I suggest adding more undo spaces, and ensure you have undo truncation enabled. By adding 2 or 3 more UNDO files, you might help with whatever disk issue is troubling this server.

https://dev.mysql.com/doc/refman/8.0/en/innodb-undo-tablespaces.html#innodb-add-undo-tablespaces

The issue happens randomly to different nodes. These are just the specifics of this event and one node. I would suspect on Tuesday it will be a different node. We have been looking closely at cloud watch disk metrics but they do not seem saturated leading up to the event. We also have watching via Grafana since it captures more fine sampling. And sometimes we monitor iostat. We will surely research the undo files topic and appreciate your recommendation. If you have any other thoughts, greatly appreciate it as well.

We have adjusted the undo table spaces and also monitored disk IO further. We also changed the 7 GP3 EBS volumes to 6000 IOPS and 250 of throughput and are now-monitoring various disk, innodb, and other grafana metrics closely. Are there any other specific MySQL or Galera settings that might be worth studying in further detail based on your vast and in-depth experience troubleshooting these types of issues?

Based on my experience with AWS, when you see stalls in MySQL, it’s usually disk related. Maybe you used up too much credits, or the disk needed to expand and that small pause to expand the EBS caused a backup of writes which the system could not overcome.

I appreciate your help and thoughts. We have monitored the EBS volumes which are GP3 and GP3 is not a burstable volume type like GP2. We have these currently set at 6000 IOPS and 250 MBS of throughput. We have been monitoring closely via Grafana and Cloudwatch all last week. We have not noticed anything regarding high latency on writes, excessive IOPS, or throughput relative to the limits we increased them to.
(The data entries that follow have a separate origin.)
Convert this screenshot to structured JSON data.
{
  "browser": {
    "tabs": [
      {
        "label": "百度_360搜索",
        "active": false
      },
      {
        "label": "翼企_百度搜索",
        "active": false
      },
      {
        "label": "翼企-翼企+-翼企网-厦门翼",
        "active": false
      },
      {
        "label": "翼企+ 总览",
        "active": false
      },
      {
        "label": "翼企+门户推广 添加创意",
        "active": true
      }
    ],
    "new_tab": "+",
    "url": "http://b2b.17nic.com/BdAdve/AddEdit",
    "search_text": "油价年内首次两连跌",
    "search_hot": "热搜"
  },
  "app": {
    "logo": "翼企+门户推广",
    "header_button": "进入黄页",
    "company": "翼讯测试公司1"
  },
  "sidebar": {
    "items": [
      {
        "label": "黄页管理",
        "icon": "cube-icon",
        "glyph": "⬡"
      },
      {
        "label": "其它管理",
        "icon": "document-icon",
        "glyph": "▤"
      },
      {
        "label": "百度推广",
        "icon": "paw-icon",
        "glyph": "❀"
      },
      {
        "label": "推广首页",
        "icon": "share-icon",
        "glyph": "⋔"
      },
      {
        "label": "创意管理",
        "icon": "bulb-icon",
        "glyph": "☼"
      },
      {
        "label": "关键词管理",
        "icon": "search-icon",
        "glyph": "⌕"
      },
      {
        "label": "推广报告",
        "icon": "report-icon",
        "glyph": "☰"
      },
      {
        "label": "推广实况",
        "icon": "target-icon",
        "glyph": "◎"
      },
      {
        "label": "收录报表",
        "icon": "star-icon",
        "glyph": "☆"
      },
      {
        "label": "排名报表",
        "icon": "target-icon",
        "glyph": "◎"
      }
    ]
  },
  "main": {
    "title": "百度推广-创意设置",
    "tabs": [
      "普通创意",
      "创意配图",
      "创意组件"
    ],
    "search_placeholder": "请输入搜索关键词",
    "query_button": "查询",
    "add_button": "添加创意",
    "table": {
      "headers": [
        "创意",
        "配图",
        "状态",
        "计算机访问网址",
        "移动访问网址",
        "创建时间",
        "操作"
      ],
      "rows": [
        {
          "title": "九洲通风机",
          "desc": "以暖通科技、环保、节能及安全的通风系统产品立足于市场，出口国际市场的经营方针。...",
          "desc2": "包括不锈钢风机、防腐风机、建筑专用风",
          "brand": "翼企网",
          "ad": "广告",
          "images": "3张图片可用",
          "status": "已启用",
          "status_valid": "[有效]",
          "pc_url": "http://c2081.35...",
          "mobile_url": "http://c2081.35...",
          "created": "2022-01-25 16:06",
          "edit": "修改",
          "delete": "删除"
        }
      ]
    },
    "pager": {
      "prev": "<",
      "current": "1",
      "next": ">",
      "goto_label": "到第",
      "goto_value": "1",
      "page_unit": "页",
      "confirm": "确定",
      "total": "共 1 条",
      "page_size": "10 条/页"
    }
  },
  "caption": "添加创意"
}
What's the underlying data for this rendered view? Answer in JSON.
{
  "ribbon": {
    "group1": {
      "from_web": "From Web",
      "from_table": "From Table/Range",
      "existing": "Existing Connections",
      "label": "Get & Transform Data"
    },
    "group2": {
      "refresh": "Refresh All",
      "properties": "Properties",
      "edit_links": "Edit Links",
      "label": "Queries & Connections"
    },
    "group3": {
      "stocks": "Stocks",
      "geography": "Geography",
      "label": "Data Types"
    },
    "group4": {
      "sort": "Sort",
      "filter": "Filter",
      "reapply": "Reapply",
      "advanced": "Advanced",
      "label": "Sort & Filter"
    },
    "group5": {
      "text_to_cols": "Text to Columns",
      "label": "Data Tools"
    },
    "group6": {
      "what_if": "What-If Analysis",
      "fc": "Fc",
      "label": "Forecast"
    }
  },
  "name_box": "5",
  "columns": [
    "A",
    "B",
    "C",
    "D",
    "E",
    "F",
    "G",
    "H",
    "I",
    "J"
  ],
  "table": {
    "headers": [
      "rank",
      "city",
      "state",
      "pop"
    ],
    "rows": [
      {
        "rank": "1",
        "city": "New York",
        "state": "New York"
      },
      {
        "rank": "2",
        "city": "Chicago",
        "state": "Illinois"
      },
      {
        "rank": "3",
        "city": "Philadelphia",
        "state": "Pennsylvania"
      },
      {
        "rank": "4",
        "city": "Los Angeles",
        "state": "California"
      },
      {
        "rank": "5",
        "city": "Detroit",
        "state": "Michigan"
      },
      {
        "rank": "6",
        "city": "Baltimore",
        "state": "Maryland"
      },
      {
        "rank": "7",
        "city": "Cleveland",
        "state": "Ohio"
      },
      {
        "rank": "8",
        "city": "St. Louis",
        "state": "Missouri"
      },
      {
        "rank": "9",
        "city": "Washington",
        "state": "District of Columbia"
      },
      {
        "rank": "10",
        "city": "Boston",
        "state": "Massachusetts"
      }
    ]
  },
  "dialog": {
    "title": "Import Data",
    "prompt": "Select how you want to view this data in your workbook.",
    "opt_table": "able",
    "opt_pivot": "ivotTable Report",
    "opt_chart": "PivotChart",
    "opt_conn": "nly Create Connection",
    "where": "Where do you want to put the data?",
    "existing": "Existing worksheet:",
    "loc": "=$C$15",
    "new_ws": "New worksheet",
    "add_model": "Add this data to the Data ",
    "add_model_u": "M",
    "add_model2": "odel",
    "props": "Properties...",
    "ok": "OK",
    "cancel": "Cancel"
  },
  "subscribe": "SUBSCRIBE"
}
We are seeing that SST operations where the donor is in the same AZ seem to be pushing the cluster in flow control. We kill the SST then the flow control goes away. We throttled it to 100m via [sst] rlimit option which seems too aggressive. When the SST operation goes across AZs, it behaves fine.

I do have a question on the setting gcs.max_throttle which we have set way about the default currently at .75 but was at .99. Trying to understand this setting better as it seems like it might be related to the SST overrun as well. Would this setting have any effect on controlling the pace of replications between the cluster nodes. The more we read, the more the setting sort of confuses us. And it seems like it might be an impactful setting to look at.